Legally speaking, while the Court’s reasoning was for the most part straightforward in its application of both tortious principles and the DPA, the approach to the seventh data protection principle could perhaps have been otherwise. At [47], the Court accepted that “a functioning hospital cannot do its job without making available at least some limited data about patients” and observed that “obviously, the hospital authorities would take steps to prevent people collecting and recording this information”.

But at [48], the Court rejected that such measures could have been taken in this case, as they would have meant requiring documents to all be kept under lock and key, or written in cyphers only staff could understand. A contractual term requiring the Bounty representatives to abide by a code of conduct, even if this was not in practice enforced by Bounty (at least on this occasion) was sufficient.

With respect, this was not the only approach the court could have taken. It assumes there is no middle ground between blindly trusting a code of conduct, and measures such as cyphering. The reality is that Bounty, who were fined £400,000 by the ICO for widespread bad practice with personal data, apparently could not be trusted to abide by their code of conduct. It would have been open to the Court to consider whether the lack of any organisational measures relating to, for example, the training of external staff permitted ward access, was a breach of the seventh data protection principle.

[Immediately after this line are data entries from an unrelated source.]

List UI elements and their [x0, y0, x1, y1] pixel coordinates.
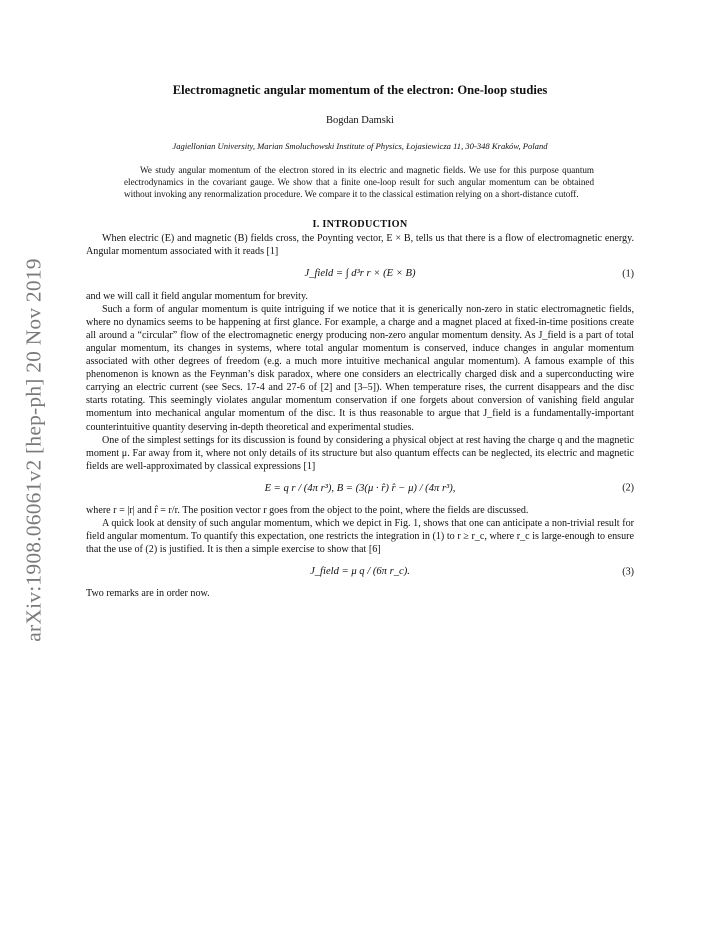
paper-affiliation: Jagiellonian University, Marian Smoluchowski Institute of Physics, Łojasiewicza 11, 30-348 Kraków, Poland — [172, 141, 548, 151]
paragraph-7: Two remarks are in order now. — [86, 588, 210, 600]
paper-title: Electromagnetic angular momentum of the electron: One-loop studies — [172, 83, 548, 97]
equation-1-number: (1) — [622, 268, 634, 280]
abstract — [124, 164, 594, 200]
equation-3 — [86, 565, 634, 578]
paragraph-5: where r = |r| and r̂ = r/r. The position vector r goes from the object to the point, where the fields are discussed. — [86, 504, 529, 516]
paper-author: Bogdan Damski — [326, 115, 394, 126]
equation-3-number: (3) — [622, 566, 634, 578]
equation-3-body: J_field = μ q / (6π r_c). — [310, 566, 410, 578]
abstract-text: We study angular momentum of the electron stored in its electric and magnetic fields. We use for this purpose quantum electrodynamics in the covariant gauge. We show that a finite one-loop result for such angular momentum can be obtained without invoking any renormalization procedure. We compare it to the classical estimation relying on a short-distance cutoff. — [124, 165, 594, 200]
paragraph-4: One of the simplest settings for its discussion is found by considering a physical object at rest having the charge q and the magnetic moment μ. Far away from it, where not only details of its structure but also quantum effects can be neglected, its electric and magnetic fields are well-approximated by classical expressions [1] — [86, 434, 634, 472]
paragraph-6: A quick look at density of such angular momentum, which we depict in Fig. 1, shows that one can anticipate a non-trivial result for field angular momentum. To quantify this expectation, one restricts the integration in (1) to r ≥ r_c, where r_c is large-enough to ensure that the use of (2) is justified. It is then a simple exercise to show that [6] — [86, 518, 634, 556]
section-heading: I. INTRODUCTION — [312, 219, 408, 231]
paper-content — [86, 80, 634, 601]
equation-2-body: E = q r / (4π r³), B = (3(μ · r̂) r̂ − μ) / (4π r³), — [264, 482, 456, 494]
equation-2 — [86, 482, 634, 495]
equation-2-number: (2) — [622, 482, 634, 494]
paragraph-1: When electric (E) and magnetic (B) fields cross, the Poynting vector, E × B, tells us that there is a flow of electromagnetic energy. Angular momentum associated with it reads [1] — [86, 233, 634, 258]
paragraph-3: Such a form of angular momentum is quite intriguing if we notice that it is generically non-zero in static electromagnetic fields, where no dynamics seems to be happening at first glance. For example, a charge and a magnet placed at fixed-in-time positions create all around a “circular” flow of the electromagnetic energy producing non-zero angular momentum density. As J_field is a part of total angular momentum, its changes in systems, where total angular momentum is conserved, induce changes in angular momentum associated with other degrees of freedom (e.g. a much more intuitive mechanical angular momentum). A famous example of this phenomenon is known as the Feynman’s disk paradox, where one considers an electrically charged disk and a superconducting wire carrying an electric current (see Secs. 17-4 and 27-6 of [2] and [3–5]). When temperature rises, the current disappears and the disc starts rotating. This seemingly violates angular momentum conservation if one forgets about conversion of vanishing field angular momentum into mechanical angular momentum of the disc. It is thus reasonable to argue that J_field is a fundamentally-important counterintuitive quantity deserving in-depth theoretical and experimental studies. — [86, 303, 634, 433]
body-text — [86, 232, 634, 600]
equation-1-body: J_field = ∫ d³r r × (E × B) — [304, 268, 416, 280]
paragraph-2: and we will call it field angular momentum for brevity. — [86, 290, 308, 302]
arxiv-identifier: arXiv:1908.06061v2 [hep-ph] 20 Nov 2019 — [21, 258, 46, 642]
equation-1 — [86, 267, 634, 280]
arxiv-sidebar — [6, 240, 62, 660]
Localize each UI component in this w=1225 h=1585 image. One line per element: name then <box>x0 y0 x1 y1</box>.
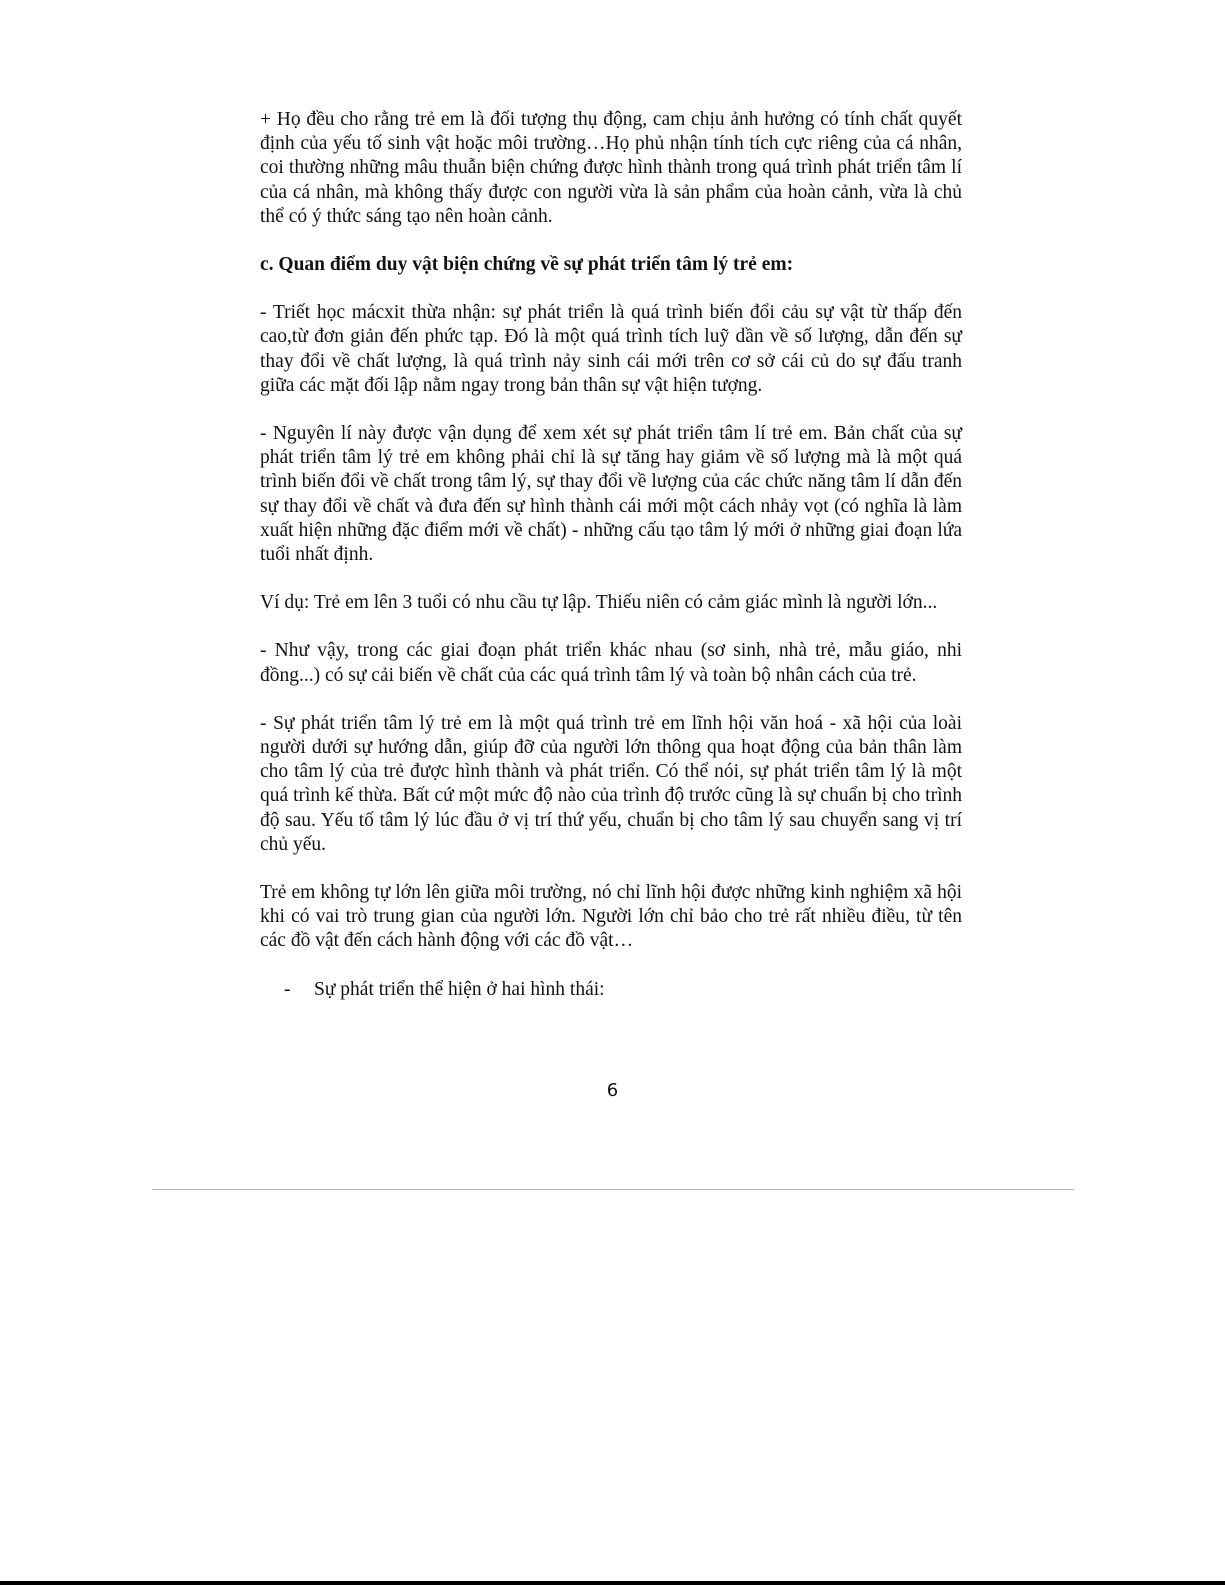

It does not seem outlandish that if the Trust is to extract financial gain from allowing external, commercially motivated third parties to access new parents, it should shoulder some of the burden of making sure that this is done sensitively and in compliance with the law. Even if this cannot be done by means of vicarious liability, there is no reason a more limited obligation could not arise now under Art. 5(f) of the UK GDPR (replacing what was then the seventh data protection principle), which requires that data is “processed in a manner that ensures appropriate security… including protection against unauthorised or unlawful processing… using appropriate technical or organisational measures”.

The Court’s framing was that the rogue representative’s actions left the Trust “more wronged against than wrongdoer” ([52]). This approach is clear in the judgment as a whole, but springs, perhaps, from a failure to appreciate the possibility of a middle ground.